Uma opinião partilhada por Daniel Bernardino, coordenador das Comissões de Trabalhadores do Parque Industrial ­– empresas satélite que alimentam a Autoeuropa­– ao garantir que tantos os fabricantes, como o Governo português têm estado adormecidos para esta mudança. «Vimos essa questão com preocupação, até porque estamos a assistir ao país vizinho com um forte investimento para a eletrificação dos carros, e Portugal, do nosso ponto de vista, tem ficado para trás face à concorrência com os outros países», diz ao Nascer do SOL. E daí já ter pedido reuniões ao ministro da Economia e à ministra do Trabalho, não tendo para já qualquer resposta. Também as centrais sindicais estão a ser chamadas a intervir por parte desta estrutura. «Queremos que todos estejam a rumar connosco no mesmo sentido, apesar deste adormecimento».  Mais: otimista está uma fonte próxima ligada ao setor ao garantir que a Autoeuropa tem seu plano de produção deste modelo está seguro até 2027, sendo que, a partir daí será a estratégia que os construtores irão definir. Mas deixa um alerta:_«O bloqueio é só na Europa, as marcas continuam a vender carros na América do Sul, em África e na Ásia. Só na Europa é que vamos assistir a esta limitação em 2035».

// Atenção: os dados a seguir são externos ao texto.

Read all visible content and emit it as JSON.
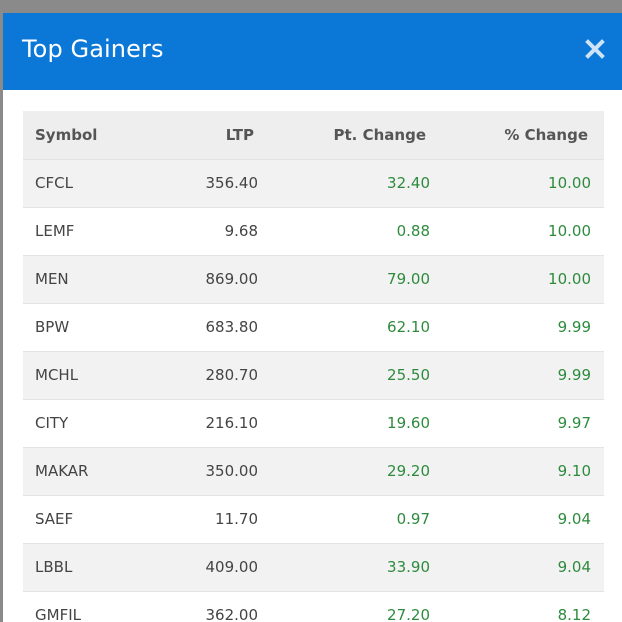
{
  "modal": {
    "title": "Top Gainers",
    "close_label": "Close",
    "colors": {
      "header": "#0b78d8",
      "gain": "#2e8b3d"
    }
  },
  "table": {
    "headers": [
      "Symbol",
      "LTP",
      "Pt. Change",
      "% Change"
    ],
    "rows": [
      {
        "symbol": "CFCL",
        "ltp": "356.40",
        "pt_change": "32.40",
        "pct_change": "10.00"
      },
      {
        "symbol": "LEMF",
        "ltp": "9.68",
        "pt_change": "0.88",
        "pct_change": "10.00"
      },
      {
        "symbol": "MEN",
        "ltp": "869.00",
        "pt_change": "79.00",
        "pct_change": "10.00"
      },
      {
        "symbol": "BPW",
        "ltp": "683.80",
        "pt_change": "62.10",
        "pct_change": "9.99"
      },
      {
        "symbol": "MCHL",
        "ltp": "280.70",
        "pt_change": "25.50",
        "pct_change": "9.99"
      },
      {
        "symbol": "CITY",
        "ltp": "216.10",
        "pt_change": "19.60",
        "pct_change": "9.97"
      },
      {
        "symbol": "MAKAR",
        "ltp": "350.00",
        "pt_change": "29.20",
        "pct_change": "9.10"
      },
      {
        "symbol": "SAEF",
        "ltp": "11.70",
        "pt_change": "0.97",
        "pct_change": "9.04"
      },
      {
        "symbol": "LBBL",
        "ltp": "409.00",
        "pt_change": "33.90",
        "pct_change": "9.04"
      },
      {
        "symbol": "GMFIL",
        "ltp": "362.00",
        "pt_change": "27.20",
        "pct_change": "8.12"
      }
    ]
  }
}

Também Daniel Bernardino diz  que, para já, a informação que tem é que, até 2030, a fábrica de Palmela irá continuar a produzir carros a combustão e até um hibrido, admitindo, no entanto, que a fábrica «obviamente tem de ser preparada com investimentos e as empresas do parque industrial obviamente têm de fazer investimentos para os novos modelos elétricos ou modelos a hidrogénio». E acrescenta que, a partir do momento em que Autoeuropa começou a ser uma fábrica de produção em massa, ao passar para um fabrico de 300 mil carros anuais, Portugal já é considerado um país de produção automóvel, lembrando também que a PSA de Mangualde ajudou Portugal a ter esse estatuto e que, na semana passada, anunciou que vai investir num modelo elétrico. Um anúncio que, no seu entender, «é um alento para o setor».

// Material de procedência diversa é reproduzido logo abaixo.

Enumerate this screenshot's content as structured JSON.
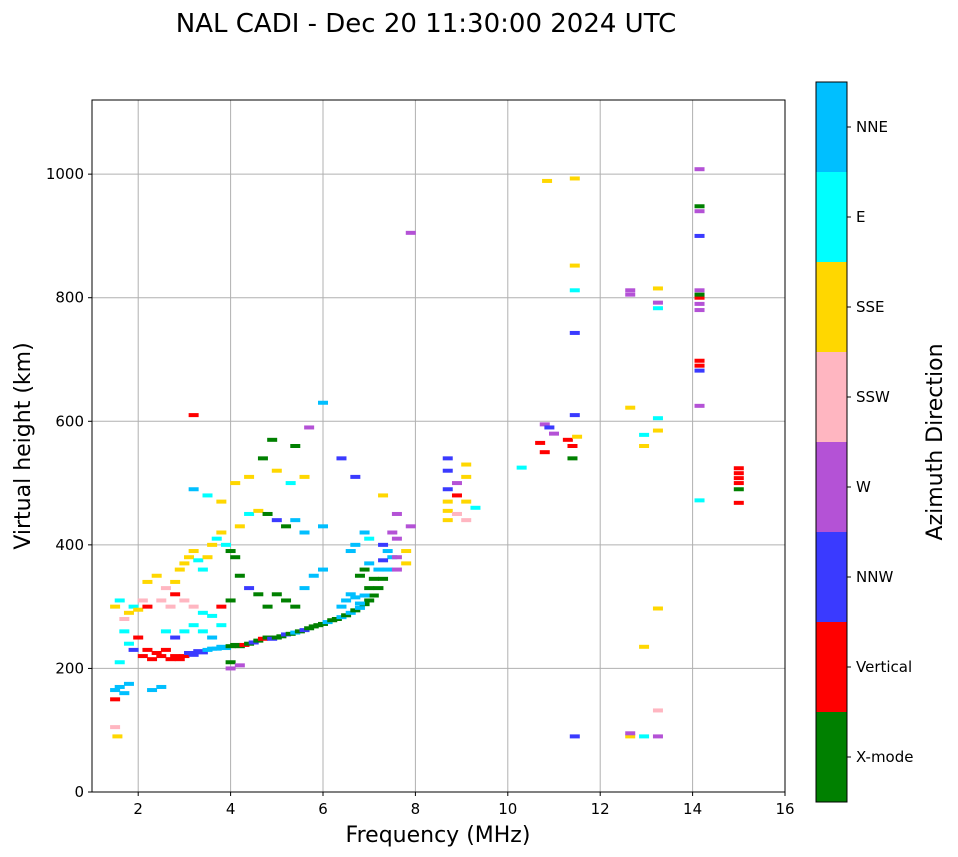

Recorde-se que, no início deste mês, o presidente do Grupo Stellantis, Carlos Tavares, garantiu que a fábrica de Mangualde irá começar a produzir veículos com motor elétrico. Uma decisão que poderá garantir o futuro desta unidade fabril, que emprega cerca de 900 pessoas, para as próximas décadas. «As equipas em Mangualde já estão a preparar essa transição de forma a que, quando for necessário, a fábrica tenha a agilidade necessária para dar essa resposta», disse o gestor, assegurando ainda que «o nível de custos e a competitividade de Mangualde» foram fatores chave que justificaram esta tomada de decisão.

 

Espanha ganha corrida

Daniel Bernardino, apesar das informações que vai tendo, diz que o grupo alemão poderá estar a preparar-se para que Portugal também possa fazer parte dos elétricos, para que não fique para trás, e lamenta que o país «não esteja a fazer investimentos tais como os que já foram feitos em Espanha» – dando como exemplo a fábrica das baterias em Valência. «Infelizmente, não temos esta notícia, mas já percebemos que vai haver algum investimento de uma fábrica de lítio em Setúbal e isso é um bom indicador».

Mas os exemplos não ficam por aqui. O coordenador das Comissões de Trabalhadores do Parque Industrial dá também o anúncio feito há duas semanas, segundo o qual a Ford anunciou dois modelos elétricos para Valência, garantindo assim 25 mil postos de trabalho para os próximos 10 anos «Isso deixa-nos preocupados, porque em Portugal não temos notícias deste género. Naturalmente não nos podemos comparar com Espanha em termos de indústria automóvel, mas neste momento, já a própria Alemanha está preocupada com o que Espanha está a fazer», confessa.

De acordo com o responsável falta ao país um «lobby no sentido positivo do Governo português junto da União Europeia e dos construtores automóveis para podermos ser mais atrativos». E acentua: «Obviamente que nos faltam infraestruturas para importar e exportar, o que nos deixa mais condicionados, ao contrário do que acontece com Espanha».